- Interactive map of Vera's Backyard Bar-B-Que

Restaurant information
- Established: 1955
- Owner: Armando Vera
- Previous owners: Alberto and Carmen Vera
- Food type: Barbacoa
- Location: 2404 Southmost Rd, Brownsville, Texas, 78521, USA

= Vera's Backyard Bar-B-Que =

Restaurant in Brownsville, Texas, United States

Vera's Backyard Bar-B-Que is a restaurant in Brownsville, Texas, United States. In 2020 it was named an America's Classic by the James Beard Foundation. According to Texas Monthly the restaurant was as of 2022 the only commercial entity in Texas serving barbacoa made with the traditional pit-smoking method.

== History ==
Alberto and Carmen Vera sold barbacoa from their home and opened the restaurant in 1955. Their son Armando Vera was born in 1960 and eventually took over. According to the James Beard Foundation, the methods they use date to the vaquero-cowboy culture of the area.
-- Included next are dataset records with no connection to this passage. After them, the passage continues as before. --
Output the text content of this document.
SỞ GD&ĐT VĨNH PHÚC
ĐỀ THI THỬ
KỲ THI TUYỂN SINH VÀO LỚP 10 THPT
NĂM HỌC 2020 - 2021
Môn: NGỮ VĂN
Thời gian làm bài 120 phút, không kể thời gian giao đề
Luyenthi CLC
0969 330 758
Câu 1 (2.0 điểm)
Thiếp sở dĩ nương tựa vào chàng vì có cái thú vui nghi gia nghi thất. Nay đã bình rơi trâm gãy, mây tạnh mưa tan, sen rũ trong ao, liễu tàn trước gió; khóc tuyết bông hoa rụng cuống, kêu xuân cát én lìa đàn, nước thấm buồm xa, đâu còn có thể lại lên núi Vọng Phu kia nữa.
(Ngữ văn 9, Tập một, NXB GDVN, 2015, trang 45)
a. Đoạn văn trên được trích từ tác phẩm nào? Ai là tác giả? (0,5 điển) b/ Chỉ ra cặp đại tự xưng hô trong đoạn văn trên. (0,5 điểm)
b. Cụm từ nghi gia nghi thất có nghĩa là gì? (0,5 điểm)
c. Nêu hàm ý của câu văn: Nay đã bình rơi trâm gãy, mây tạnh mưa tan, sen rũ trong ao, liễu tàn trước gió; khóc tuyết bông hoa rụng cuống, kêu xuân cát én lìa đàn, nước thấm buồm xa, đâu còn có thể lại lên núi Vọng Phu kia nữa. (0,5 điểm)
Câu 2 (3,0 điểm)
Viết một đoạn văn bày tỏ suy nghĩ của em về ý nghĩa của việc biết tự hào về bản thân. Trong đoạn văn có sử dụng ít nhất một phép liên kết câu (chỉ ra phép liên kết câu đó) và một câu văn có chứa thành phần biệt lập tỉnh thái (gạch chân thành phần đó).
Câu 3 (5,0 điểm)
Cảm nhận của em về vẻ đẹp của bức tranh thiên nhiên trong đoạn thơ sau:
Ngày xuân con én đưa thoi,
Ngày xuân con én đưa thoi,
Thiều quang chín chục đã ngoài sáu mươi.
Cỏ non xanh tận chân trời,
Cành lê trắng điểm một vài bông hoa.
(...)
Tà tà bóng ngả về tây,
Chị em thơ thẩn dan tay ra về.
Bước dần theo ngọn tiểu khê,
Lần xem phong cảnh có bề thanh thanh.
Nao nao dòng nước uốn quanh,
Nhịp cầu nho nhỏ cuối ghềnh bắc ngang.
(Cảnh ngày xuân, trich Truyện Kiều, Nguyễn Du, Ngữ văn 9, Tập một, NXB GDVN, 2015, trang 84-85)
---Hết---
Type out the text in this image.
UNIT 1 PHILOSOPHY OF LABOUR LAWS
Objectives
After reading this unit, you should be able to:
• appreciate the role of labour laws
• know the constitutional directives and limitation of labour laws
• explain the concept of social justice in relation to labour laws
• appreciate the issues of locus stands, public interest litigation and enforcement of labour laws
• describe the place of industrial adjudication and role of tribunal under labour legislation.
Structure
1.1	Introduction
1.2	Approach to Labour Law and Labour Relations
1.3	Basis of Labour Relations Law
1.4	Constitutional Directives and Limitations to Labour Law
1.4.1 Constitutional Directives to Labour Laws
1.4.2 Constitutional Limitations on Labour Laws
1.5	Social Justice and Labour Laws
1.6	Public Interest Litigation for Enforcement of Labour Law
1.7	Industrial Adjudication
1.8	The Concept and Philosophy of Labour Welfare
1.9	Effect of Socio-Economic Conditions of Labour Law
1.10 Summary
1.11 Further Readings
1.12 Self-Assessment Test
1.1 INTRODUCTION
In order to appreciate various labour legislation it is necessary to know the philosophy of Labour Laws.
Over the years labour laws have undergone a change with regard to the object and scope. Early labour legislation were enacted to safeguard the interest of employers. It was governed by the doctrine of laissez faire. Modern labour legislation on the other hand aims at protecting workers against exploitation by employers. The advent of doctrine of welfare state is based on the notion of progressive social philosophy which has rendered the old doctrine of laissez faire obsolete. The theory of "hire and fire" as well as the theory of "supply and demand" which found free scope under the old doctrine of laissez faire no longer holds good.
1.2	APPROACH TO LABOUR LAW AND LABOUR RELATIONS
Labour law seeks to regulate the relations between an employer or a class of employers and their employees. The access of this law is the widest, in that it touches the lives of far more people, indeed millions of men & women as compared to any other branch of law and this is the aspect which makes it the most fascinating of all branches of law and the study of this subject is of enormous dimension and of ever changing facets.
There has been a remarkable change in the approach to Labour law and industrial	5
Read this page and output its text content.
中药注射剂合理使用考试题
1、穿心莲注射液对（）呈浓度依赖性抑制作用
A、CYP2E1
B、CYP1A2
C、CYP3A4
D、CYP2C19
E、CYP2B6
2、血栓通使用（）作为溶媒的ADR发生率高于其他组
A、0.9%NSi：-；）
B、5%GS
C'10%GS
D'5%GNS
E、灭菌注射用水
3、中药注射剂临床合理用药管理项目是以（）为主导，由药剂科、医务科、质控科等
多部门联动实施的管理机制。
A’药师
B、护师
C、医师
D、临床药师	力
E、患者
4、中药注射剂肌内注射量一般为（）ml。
Production is a once-a-week process that culminates on weekends. Vera gathers ingredients on Wednesdays, does prep work Thursdays, starts cooking Fridays, and serves Saturdays and Sundays. The restaurant uses whole cow heads (minus the brain since 2005 because of concerns over mad cow) which are washed and wrapped in foil unseasoned. A brick-lined pit is heated with mesquite coals and the foil packets are stacked in it, 40 to 90 at a time, then buried while they roast for eight hours. Because of health codes Vera's as of 2022 is unique in serving barbacoa made using this traditional method commercially because they are grandfathered in; all other legal commercial providers steam the meat rather than pit-smoking it.

== Menu ==
The restaurant uses traditional methods to smoke barbacoa de cabeza, also called barbacoa de cabeza de res en pozo. The dish consists of a cow's head which is pit-smoked. Various parts such as the cheek, tongue, and eyes are sold separately as well as a pulled mixture of the remaining meats. The restaurant also offers other traditional offal dishes and brisket. Accompaniments consists of tortillas to make tacos and garnishes, and there are no side dishes. Local business is carryout; according to Cowboys and Indians only those from outside the area eat at the restaurant.

== Recognition ==
In 2020 the restaurant was named an America's Classic by the James Beard Foundation. When the Beard Foundation called to inform Vera of the award, he hung up on them twice, thinking they were trying to scam him; he stopped answering the phone and the foundation had to call Brownsville mayor Trey Mendez to contact Vera and convince him the award was legitimate and very prestigious.